Canton’s Yuval Rooz says smart contract blockchains face a reckoning over value gap
Summary
Yuval Rooz, CEO of Digital Asset and co-founder of the Canton Network, asserts that many smart contract blockchains face a reckoning because their high valuations do not align with their actual economic throughput, recurring revenue, or real-world asset activity. He contends that many networks were designed for retail speculation rather than regulated institutional workflows, leading to a disconnect where low usage inflates token value. Rooz criticizes token issuance models copied from Bitcoin, where rewards flow primarily to validators regardless of chain utility. In contrast, Canton's token design burns tokens with every transaction, tying value directly to network utility.

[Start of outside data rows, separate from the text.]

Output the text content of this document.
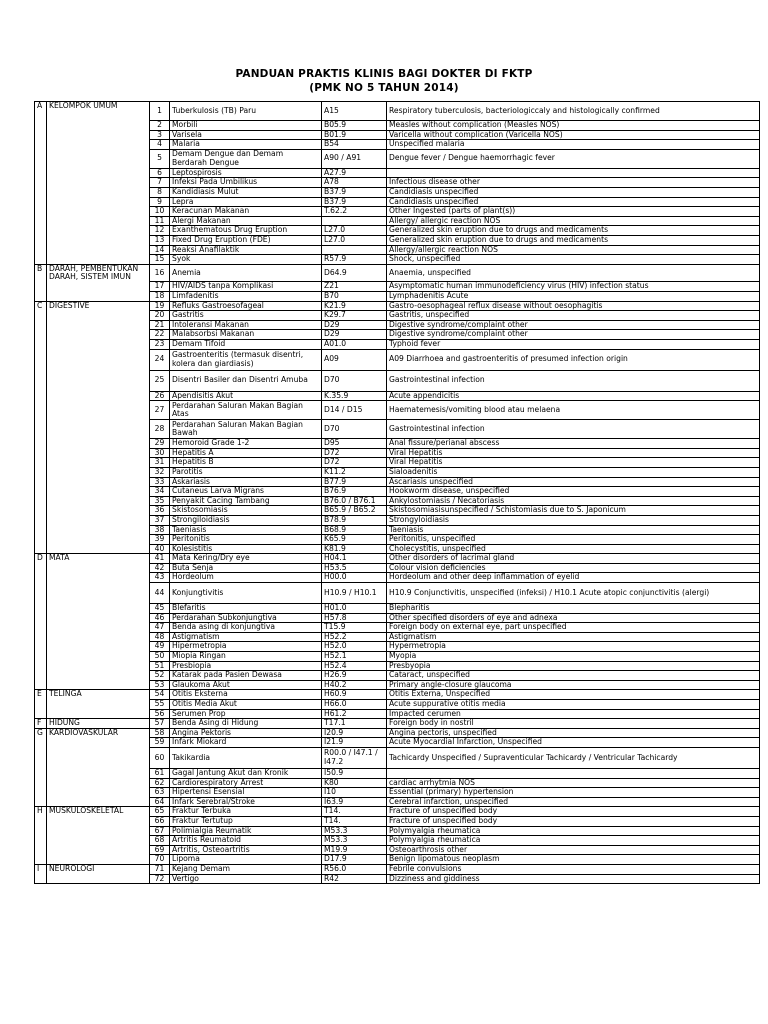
PANDUAN PRAKTIS KLINIS BAGI DOKTER DI FKTP
(PMK NO 5 TAHUN 2014)
A	KELOMPOK UMUM	1	Tuberkulosis (TB) Paru	A15	Respiratory tuberculosis, bacteriologiccaly and histologically confirmed
		2	Morbili	B05.9	Measles without complication (Measles NOS)
		3	Varisela	B01.9	Varicella without complication (Varicella NOS)
		4	Malaria	B54	Unspecified malaria
		5	Demam Dengue dan Demam Berdarah Dengue	A90 / A91	Dengue fever / Dengue haemorrhagic fever
		6	Leptospirosis	A27.9	
		7	Infeksi Pada Umbilikus	A78	Infectious disease other
		8	Kandidiasis Mulut	B37.9	Candidiasis unspecified
		9	Lepra	B37.9	Candidiasis unspecified
		10	Keracunan Makanan	T.62.2	Other Ingested (parts of plant(s))
		11	Alergi Makanan		Allergy/ allergic reaction NOS
		12	Exanthematous Drug Eruption	L27.0	Generalized skin eruption due to drugs and medicaments
		13	Fixed Drug Eruption (FDE)	L27.0	Generalized skin eruption due to drugs and medicaments
		14	Reaksi Anafilaktik		Allergy/allergic reaction NOS
		15	Syok	R57.9	Shock, unspecified
B	DARAH, PEMBENTUKAN DARAH, SISTEM IMUN	16	Anemia	D64.9	Anaemia, unspecified
		17	HIV/AIDS tanpa Komplikasi	Z21	Asymptomatic human immunodeficiency virus (HIV) infection status
		18	Limfadenitis	B70	Lymphadenitis Acute
C	DIGESTIVE	19	Refluks Gastroesofageal	K21.9	Gastro-oesophageal reflux disease without oesophagitis
		20	Gastritis	K29.7	Gastritis, unspecified
		21	Intoleransi Makanan	D29	Digestive syndrome/complaint other
		22	Malabsorbsi Makanan	D29	Digestive syndrome/complaint other
		23	Demam Tifoid	A01.0	Typhoid fever
		24	Gastroenteritis (termasuk disentri, kolera dan giardiasis)	A09	A09 Diarrhoea and gastroenteritis of presumed infection origin
		25	Disentri Basiler dan Disentri Amuba	D70	Gastrointestinal infection
		26	Apendisitis Akut	K.35.9	Acute appendicitis
		27	Perdarahan Saluran Makan Bagian Atas	D14 / D15	Haematemesis/vomiting blood atau melaena
		28	Perdarahan Saluran Makan Bagian Bawah	D70	Gastrointestinal infection
		29	Hemoroid Grade 1-2	D95	Anal fissure/perianal abscess
		30	Hepatitis A	D72	Viral Hepatitis
		31	Hepatitis B	D72	Viral Hepatitis
		32	Parotitis	K11.2	Sialoadenitis
		33	Askariasis	B77.9	Ascariasis unspecified
		34	Cutaneus Larva Migrans	B76.9	Hookworm disease, unspecified
		35	Penyakit Cacing Tambang	B76.0 / B76.1	Ankylostomiasis / Necatoriasis
		36	Skistosomiasis	B65.9 / B65.2	Skistosomiasisunspecified / Schistomiasis due to S. Japonicum
		37	Strongiloidiasis	B78.9	Strongyloidiasis
		38	Taeniasis	B68.9	Taeniasis
		39	Peritonitis	K65.9	Peritonitis, unspecified
		40	Kolesistitis	K81.9	Cholecystitis, unspecified
D	MATA	41	Mata Kering/Dry eye	H04.1	Other disorders of lacrimal gland
		42	Buta Senja	H53.5	Colour vision deficiencies
		43	Hordeolum	H00.0	Hordeolum and other deep inflammation of eyelid
		44	Konjungtivitis	H10.9 / H10.1	H10.9 Conjunctivitis, unspecified (infeksi) / H10.1 Acute atopic conjunctivitis (alergi)
		45	Blefaritis	H01.0	Blepharitis
		46	Perdarahan Subkonjungtiva	H57.8	Other specified disorders of eye and adnexa
		47	Benda asing di konjungtiva	T15.9	Foreign body on external eye, part unspecified
		48	Astigmatism	H52.2	Astigmatism
		49	Hipermetropia	H52.0	Hypermetropia
		50	Miopia Ringan	H52.1	Myopia
		51	Presbiopia	H52.4	Presbyopia
		52	Katarak pada Pasien Dewasa	H26.9	Cataract, unspecified
		53	Glaukoma Akut	H40.2	Primary angle-closure glaucoma
E	TELINGA	54	Otitis Eksterna	H60.9	Otitis Externa, Unspecified
		55	Otitis Media Akut	H66.0	Acute suppurative otitis media
		56	Serumen Prop	H61.2	Impacted cerumen
F	HIDUNG	57	Benda Asing di Hidung	T17.1	Foreign body in nostril
G	KARDIOVASKULAR	58	Angina Pektoris	I20.9	Angina pectoris, unspecified
		59	Infark Miokard	I21.9	Acute Myocardial Infarction, Unspecified
		60	Takikardia	R00.0 / I47.1 / I47.2	Tachicardy Unspecified / Supraventicular Tachicardy / Ventricular Tachicardy
		61	Gagal Jantung Akut dan Kronik	I50.9	
		62	Cardiorespiratory Arrest	K80	cardiac arrhytmia NOS
		63	Hipertensi Esensial	I10	Essential (primary) hypertension
		64	Infark Serebral/Stroke	I63.9	Cerebral infarction, unspecified
H	MUSKULOSKELETAL	65	Fraktur Terbuka	T14.	Fracture of unspecified body
		66	Fraktur Tertutup	T14.	Fracture of unspecified body
		67	Polimialgia Reumatik	M53.3	Polymyalgia rheumatica
		68	Artritis Reumatoid	M53.3	Polymyalgia rheumatica
		69	Artritis, Osteoartritis	M19.9	Osteoarthrosis other
		70	Lipoma	D17.9	Benign lipomatous neoplasm
I	NEUROLOGI	71	Kejang Demam	R56.0	Febrile convulsions
		72	Vertigo	R42	Dizziness and giddiness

He also advocates for merit-based compensation for builders, citing models like Hyperliquid where revenue is used for token buybacks as more convincing for investors. He remains skeptical of metrics like Total Value Locked (TVL), emphasizing revenue and usage instead. Canton is gaining traction with traditional finance players like BNY, Nasdaq, and DTCC, processing significant daily repo transactions and generating millions in daily fees. Rooz believes the market is shifting toward rational economic structures, demanding real utility, and notes that even stablecoins have not achieved true product-market fit until over 50% of their usage is non-crypto related.